To aid in navigation, each page number should be placed preceding the first text on the page, regardless of its location in the printed book. This allows the "Go To Page" feature of most players to navigate directly to the top of a given page, so that playback begins with the requested page and includes the full content of that page. When a chapter or section, for example, begins at the top of a page, the level tag would occur first, followed by the page number, the heading (if present in the print book), and then the text.
Sentences often span a page break. A standard procedure for placement of the page tag should be developed by producing organizations, and the tagging should be handled consistently in all books produced. Some organizations consider it is best practice to place the page tag at the the end of the sentence, rather than mid-sentence. For example, if only the first one or two words appear on the previous page, the page tag would be placed at the beginning of the sentence (on the page prior to the actual page break). Other organizations may place the page tag exactly where it appears in the sentence. It would not however be appropriate to place a page tag mid-word if a word is broken and hyphenated at the page break.
Blank pages should be tagged and assigned the appropriate page numbers regardless of whether a printed number appears on the pages of the print book. The listener should also receive aural confirmation of the existence of blank pages. For example: "Page 43, blank page."
See Inline Elements: Information Object: Page Numbers for a more complete discussion of this topic.
Information added to the DTB by the producer should be tagged as producer's notes using the <prodnote>
tag. Producer's notes may be used in the front matter, body matter or rear matter of a DTB. In the front matter, producer's notes may contain information such as a special copyright message, differences between the DTB and the print book, narrator's name and production date, etc.
In addition, the producer may create a whole section, ideally near the beginning of the frontmatter, titled "How to use this DTB," that may contain a general description of the structure of the book, number of levels, navigation features, etc., without reference to any specific playback platform.

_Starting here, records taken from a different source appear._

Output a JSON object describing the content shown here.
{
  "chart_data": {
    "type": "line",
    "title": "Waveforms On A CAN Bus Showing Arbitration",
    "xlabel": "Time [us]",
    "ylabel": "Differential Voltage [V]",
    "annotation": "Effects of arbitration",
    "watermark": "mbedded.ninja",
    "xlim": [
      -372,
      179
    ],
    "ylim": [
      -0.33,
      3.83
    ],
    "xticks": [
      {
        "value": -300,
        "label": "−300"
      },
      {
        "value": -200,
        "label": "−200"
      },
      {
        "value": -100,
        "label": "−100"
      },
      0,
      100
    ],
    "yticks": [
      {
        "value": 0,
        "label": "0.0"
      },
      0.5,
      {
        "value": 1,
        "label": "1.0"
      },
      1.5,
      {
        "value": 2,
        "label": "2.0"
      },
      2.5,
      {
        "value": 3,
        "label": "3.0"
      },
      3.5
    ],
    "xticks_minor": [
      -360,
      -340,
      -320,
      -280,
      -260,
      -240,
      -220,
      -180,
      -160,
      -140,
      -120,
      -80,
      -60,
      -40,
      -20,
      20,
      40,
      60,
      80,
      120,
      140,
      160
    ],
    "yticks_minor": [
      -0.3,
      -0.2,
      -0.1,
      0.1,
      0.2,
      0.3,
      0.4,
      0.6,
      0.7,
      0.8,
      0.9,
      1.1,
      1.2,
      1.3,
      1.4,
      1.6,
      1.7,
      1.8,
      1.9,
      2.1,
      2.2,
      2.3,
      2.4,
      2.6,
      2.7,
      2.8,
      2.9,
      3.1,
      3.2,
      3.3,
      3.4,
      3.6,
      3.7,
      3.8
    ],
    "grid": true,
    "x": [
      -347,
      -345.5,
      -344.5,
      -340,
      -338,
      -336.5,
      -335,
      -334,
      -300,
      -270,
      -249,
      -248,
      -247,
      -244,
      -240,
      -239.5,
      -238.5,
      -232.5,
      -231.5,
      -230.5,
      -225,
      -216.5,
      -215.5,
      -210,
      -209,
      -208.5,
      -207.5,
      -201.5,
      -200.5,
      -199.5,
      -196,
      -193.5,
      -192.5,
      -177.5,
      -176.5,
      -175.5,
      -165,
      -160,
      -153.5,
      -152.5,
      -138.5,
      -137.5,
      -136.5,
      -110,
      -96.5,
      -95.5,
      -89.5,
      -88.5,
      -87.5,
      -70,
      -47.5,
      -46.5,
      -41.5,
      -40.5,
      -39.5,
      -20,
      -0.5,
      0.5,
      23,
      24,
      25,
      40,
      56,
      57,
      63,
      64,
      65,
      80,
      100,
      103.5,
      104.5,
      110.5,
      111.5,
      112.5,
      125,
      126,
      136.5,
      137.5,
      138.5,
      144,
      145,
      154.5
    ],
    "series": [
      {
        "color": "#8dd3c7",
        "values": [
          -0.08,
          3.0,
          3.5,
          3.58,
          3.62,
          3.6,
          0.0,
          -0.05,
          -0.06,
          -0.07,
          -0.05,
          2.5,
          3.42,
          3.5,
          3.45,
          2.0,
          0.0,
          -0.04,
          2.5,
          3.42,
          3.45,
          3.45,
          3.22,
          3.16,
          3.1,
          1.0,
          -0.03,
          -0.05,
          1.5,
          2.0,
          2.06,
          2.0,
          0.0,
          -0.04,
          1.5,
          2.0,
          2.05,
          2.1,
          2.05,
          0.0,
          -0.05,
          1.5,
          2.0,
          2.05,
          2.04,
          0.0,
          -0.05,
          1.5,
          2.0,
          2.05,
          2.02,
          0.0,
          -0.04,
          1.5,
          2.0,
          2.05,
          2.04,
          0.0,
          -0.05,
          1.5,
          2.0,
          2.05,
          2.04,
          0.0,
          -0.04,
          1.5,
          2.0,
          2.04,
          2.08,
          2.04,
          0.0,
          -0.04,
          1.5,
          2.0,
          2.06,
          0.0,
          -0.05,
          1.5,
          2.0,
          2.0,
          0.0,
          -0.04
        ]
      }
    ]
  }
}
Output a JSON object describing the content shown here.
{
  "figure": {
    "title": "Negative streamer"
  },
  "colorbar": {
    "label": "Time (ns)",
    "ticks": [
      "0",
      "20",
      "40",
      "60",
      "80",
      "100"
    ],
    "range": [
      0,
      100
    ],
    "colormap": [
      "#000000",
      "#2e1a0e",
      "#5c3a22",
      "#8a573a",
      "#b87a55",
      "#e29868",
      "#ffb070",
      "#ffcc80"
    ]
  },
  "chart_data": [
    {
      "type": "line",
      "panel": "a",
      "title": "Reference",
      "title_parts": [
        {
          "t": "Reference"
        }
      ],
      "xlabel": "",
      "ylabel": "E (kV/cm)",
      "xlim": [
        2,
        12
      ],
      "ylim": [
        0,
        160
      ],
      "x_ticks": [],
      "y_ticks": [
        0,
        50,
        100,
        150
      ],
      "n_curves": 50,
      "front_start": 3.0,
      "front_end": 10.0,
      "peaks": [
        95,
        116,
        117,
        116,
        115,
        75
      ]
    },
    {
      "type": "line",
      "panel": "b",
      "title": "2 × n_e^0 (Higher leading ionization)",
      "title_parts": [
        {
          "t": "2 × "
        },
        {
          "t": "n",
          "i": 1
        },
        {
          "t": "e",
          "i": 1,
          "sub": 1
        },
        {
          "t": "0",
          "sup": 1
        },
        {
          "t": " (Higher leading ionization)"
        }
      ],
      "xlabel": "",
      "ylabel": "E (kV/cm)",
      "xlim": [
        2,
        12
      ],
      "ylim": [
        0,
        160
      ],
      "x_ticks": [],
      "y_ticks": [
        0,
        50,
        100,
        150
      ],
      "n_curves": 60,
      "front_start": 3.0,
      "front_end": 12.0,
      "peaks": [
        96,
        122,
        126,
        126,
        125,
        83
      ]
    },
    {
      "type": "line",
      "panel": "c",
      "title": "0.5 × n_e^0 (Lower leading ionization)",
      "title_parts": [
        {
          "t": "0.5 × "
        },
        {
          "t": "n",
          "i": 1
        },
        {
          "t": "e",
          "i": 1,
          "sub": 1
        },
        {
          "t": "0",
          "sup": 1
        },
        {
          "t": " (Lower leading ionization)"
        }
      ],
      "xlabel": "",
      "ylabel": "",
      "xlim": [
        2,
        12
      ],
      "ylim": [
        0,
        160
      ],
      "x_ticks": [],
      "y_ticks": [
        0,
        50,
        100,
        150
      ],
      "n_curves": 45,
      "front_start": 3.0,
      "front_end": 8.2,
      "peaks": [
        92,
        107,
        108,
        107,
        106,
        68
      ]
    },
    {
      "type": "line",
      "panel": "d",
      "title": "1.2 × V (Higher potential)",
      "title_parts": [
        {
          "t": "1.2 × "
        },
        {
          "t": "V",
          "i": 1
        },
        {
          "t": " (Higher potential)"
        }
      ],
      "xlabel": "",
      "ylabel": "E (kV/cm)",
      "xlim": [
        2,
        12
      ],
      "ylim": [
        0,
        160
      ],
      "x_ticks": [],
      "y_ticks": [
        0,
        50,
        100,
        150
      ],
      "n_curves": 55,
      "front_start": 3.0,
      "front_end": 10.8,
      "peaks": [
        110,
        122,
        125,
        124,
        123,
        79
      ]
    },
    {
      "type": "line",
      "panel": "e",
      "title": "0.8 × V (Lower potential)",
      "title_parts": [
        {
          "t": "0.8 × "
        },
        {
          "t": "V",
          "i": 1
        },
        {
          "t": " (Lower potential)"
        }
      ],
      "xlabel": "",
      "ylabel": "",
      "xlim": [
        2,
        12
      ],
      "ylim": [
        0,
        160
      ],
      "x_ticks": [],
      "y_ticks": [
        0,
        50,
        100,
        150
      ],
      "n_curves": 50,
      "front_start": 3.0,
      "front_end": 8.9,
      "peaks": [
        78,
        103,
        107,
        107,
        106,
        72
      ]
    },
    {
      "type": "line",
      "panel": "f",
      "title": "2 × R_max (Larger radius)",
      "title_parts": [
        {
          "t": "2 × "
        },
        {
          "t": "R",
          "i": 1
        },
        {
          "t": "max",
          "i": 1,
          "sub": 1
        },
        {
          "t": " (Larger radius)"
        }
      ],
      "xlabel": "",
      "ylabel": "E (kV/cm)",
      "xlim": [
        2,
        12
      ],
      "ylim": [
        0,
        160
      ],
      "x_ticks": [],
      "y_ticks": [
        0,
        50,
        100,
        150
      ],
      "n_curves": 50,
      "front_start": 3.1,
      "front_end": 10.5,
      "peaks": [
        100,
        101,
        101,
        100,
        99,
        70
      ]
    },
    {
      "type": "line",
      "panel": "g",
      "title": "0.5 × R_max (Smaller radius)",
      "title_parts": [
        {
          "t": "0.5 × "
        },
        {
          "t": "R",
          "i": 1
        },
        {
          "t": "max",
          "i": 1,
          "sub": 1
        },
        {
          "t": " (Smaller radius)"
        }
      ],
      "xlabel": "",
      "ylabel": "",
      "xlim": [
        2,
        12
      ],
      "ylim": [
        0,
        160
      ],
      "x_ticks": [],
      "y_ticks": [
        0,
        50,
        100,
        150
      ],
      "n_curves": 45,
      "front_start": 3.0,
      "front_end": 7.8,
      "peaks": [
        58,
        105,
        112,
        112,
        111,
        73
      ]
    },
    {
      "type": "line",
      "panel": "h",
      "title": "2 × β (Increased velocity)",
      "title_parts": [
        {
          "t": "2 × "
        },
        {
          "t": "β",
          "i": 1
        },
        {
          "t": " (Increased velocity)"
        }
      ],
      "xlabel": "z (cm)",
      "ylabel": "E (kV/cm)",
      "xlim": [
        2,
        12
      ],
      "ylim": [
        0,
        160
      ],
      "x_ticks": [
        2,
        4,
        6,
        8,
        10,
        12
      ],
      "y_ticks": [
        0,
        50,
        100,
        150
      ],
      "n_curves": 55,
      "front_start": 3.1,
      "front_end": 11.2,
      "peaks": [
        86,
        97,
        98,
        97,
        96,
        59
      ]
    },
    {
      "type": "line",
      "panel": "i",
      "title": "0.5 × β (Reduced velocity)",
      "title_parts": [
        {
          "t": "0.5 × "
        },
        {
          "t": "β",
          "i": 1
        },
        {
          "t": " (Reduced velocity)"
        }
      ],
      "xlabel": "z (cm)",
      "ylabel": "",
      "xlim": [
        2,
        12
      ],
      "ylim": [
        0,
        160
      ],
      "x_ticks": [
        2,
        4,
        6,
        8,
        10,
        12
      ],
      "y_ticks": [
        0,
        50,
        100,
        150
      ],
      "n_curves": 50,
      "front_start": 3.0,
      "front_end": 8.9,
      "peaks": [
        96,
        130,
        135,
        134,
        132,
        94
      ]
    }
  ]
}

The body matter will often contain producer's notes incorporating descriptions of pictures, diagrams, maps, etc. Producer's notes in the rear matter may contain information about the production of the DTB that is not included in the front matter.
The producer must classify producer's notes as either required or optional via the "render" attribute. The end user may choose to have the material that is classified as optional turned on or off. "How to use this DTB" would typically be classified as required whereas descriptions of pictures could be classified as optional.